Emotional Intelligence Research
Research has found that emotional intelligence is responsible for 80% of one’s success. So rather than viewing intelligence strictly as how well one is engaged in analytic tasks associated with memory, reasoning, judgment, and abstract thought, theories which is also considered as IQ (Intelligence Quotient) research scholars began considering intelligence as a broader array of just mental abilities. Some names of scientist and researchers involved in the study are Cantor & Kihlstrom, 1987; Gardner, 1983 ⁄ 1993; Sternberg, 1985. To therefore look at intelligence as a whole they discovered emotional quotient along with the existing intelligence quotient. They also found that a person with average IQ and high IQ was more successful than a person with High IQ but low EQ. Daniel Goleman’s work with EQ has been revolutionary and he coined the term of Emotional Intelligence which explores an emerging new science with startling implications for our complex world.
Emotional Intelligence is about being able to understand oneself better being self-aware of our passion, emotions, strengths, weaknesses and to have the ability to manage them, regulate them for positive mindset and outcomes. Another aspect of emotional intelligence are the social skills, understanding and being aware of how people feel the ability to listen to them and understand them. Empathize with them and manage people emotions with sensitivity and care. Manage conflicts and have effective conversations building strong relationships, high performing teams and happy employees. Leaders need empathy in dealing with people in their day-to-day functions. Leaders with high emotional intelligence influence people positively and are great in bringing high inspirational environment.

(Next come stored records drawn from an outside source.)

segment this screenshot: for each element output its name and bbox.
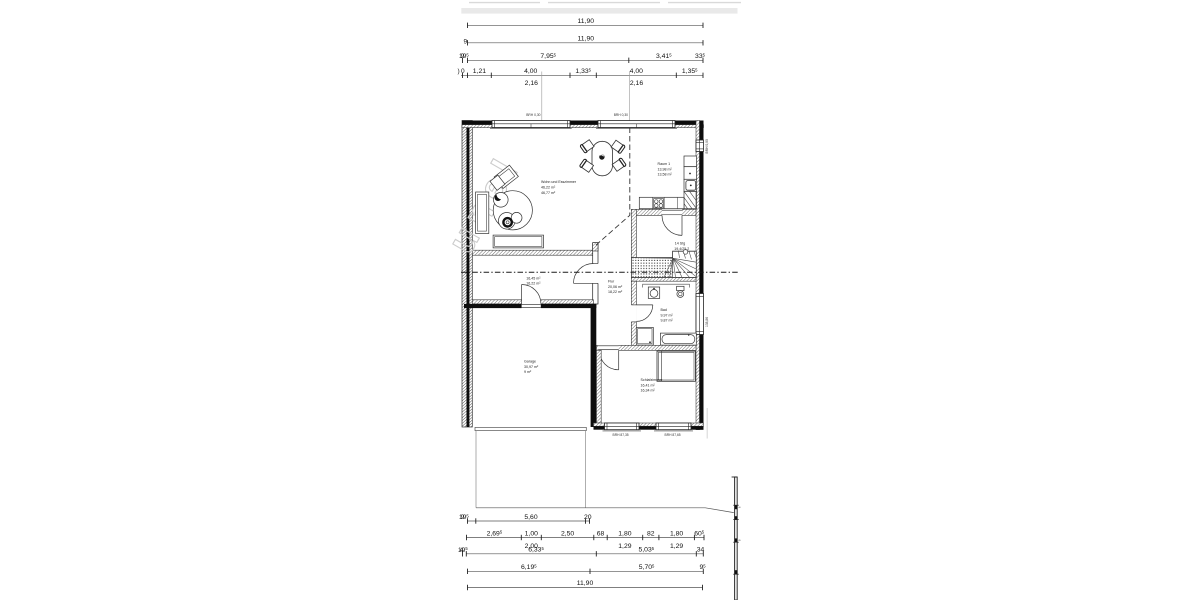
svg-text:9 m²: 9 m²: [524, 370, 532, 374]
svg-text:34: 34: [697, 547, 705, 554]
svg-text:BRH 0,30: BRH 0,30: [614, 113, 628, 117]
svg-text:Raum 1: Raum 1: [658, 162, 671, 166]
svg-text:5,60: 5,60: [524, 514, 537, 521]
svg-text:Flur: Flur: [608, 280, 615, 284]
svg-text:BRH 87,35: BRH 87,35: [613, 433, 629, 437]
svg-text:0: 0: [461, 68, 465, 75]
svg-text:13,98 m²: 13,98 m²: [658, 167, 673, 171]
svg-text:1,21: 1,21: [473, 68, 486, 75]
svg-text:16,22 m²: 16,22 m²: [526, 282, 541, 286]
svg-text:13,58 m²: 13,58 m²: [658, 173, 673, 177]
svg-text:9,87 m²: 9,87 m²: [661, 319, 674, 323]
svg-text:46,22 m²: 46,22 m²: [541, 186, 556, 190]
svg-text:4,00: 4,00: [524, 68, 537, 75]
svg-text:68: 68: [597, 530, 605, 537]
svg-text:14 Stg: 14 Stg: [675, 242, 685, 246]
svg-text:): ): [458, 68, 460, 75]
svg-text:18,22 m²: 18,22 m²: [608, 290, 623, 294]
svg-text:Schlafzimmer: Schlafzimmer: [641, 378, 664, 382]
svg-text:11,90: 11,90: [578, 18, 595, 25]
svg-text:2,16: 2,16: [525, 80, 538, 87]
svg-text:1,29: 1,29: [670, 543, 683, 550]
svg-text:11,90: 11,90: [577, 580, 594, 587]
svg-text:4,00: 4,00: [630, 68, 643, 75]
svg-text:BRH 0,30: BRH 0,30: [526, 113, 540, 117]
svg-text:Garage: Garage: [524, 360, 536, 364]
svg-text:9: 9: [464, 39, 468, 46]
svg-text:20: 20: [584, 514, 592, 521]
svg-text:19,4/25,2: 19,4/25,2: [674, 247, 689, 251]
svg-text:82: 82: [647, 530, 655, 537]
svg-text:20,06 m²: 20,06 m²: [608, 285, 623, 289]
svg-text:16,41 m²: 16,41 m²: [641, 383, 656, 387]
svg-text:Wohn und Esszimmer: Wohn und Esszimmer: [541, 180, 577, 184]
svg-text:11,90: 11,90: [578, 36, 595, 43]
svg-text:16,34 m²: 16,34 m²: [641, 389, 656, 393]
svg-text:46,77 m²: 46,77 m²: [541, 191, 556, 195]
svg-text:30,97 m²: 30,97 m²: [524, 365, 539, 369]
svg-text:16,45 m²: 16,45 m²: [526, 276, 541, 280]
svg-text:138,86: 138,86: [705, 317, 709, 327]
svg-text:BRH 87,65: BRH 87,65: [665, 433, 681, 437]
svg-text:2,16: 2,16: [630, 80, 643, 87]
svg-text:2,50: 2,50: [561, 530, 574, 537]
svg-text:1,29: 1,29: [618, 543, 631, 550]
svg-text:Bad: Bad: [661, 308, 667, 312]
svg-text:1,80: 1,80: [670, 530, 683, 537]
svg-text:9,97 m²: 9,97 m²: [661, 313, 674, 317]
svg-text:1,80: 1,80: [618, 530, 631, 537]
svg-text:1,00: 1,00: [525, 530, 538, 537]
svg-text:BRH 0,90: BRH 0,90: [705, 139, 709, 153]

Emotionally intelligent people and leaders are able to foster talent, deal with conflicts and have healthy relationships. They are able to understand different emotions and label them appropriately and use those signals to guide thinking and behavior. Emotionally intelligent leaders are very effective in fostering a positive environment for performance and retention of employees. Emotionally Intelligence organizations are able to bring collective self-awareness, learning from each other and integrated self-management. Strong qualities of people and leaders who have high emotional intelligence are perseverance, grit, attitude to never give up, consistency, empathy, calm in crisis, have great relationships and know how to manage failure. Successful leaders are highly emotionally intelligent and are effective in conflict resolution, successful negotiation and enhancing personal and professional relationships.
Mind - Body - Emotions
Mind – Body - Emotions are integrated and one change in any affects the other. Emotions are critical to mental health, job performance, and leadership skills in organizations. Emotional intelligence being such an important component, can be further developed by practice daily, by participating in professional learning through EI workshops and trainings, creating a space in life to slow down and self-assess, introspect, to integrate sensitivity to people’s emotional needs by listening, empathizing and effective social interactions.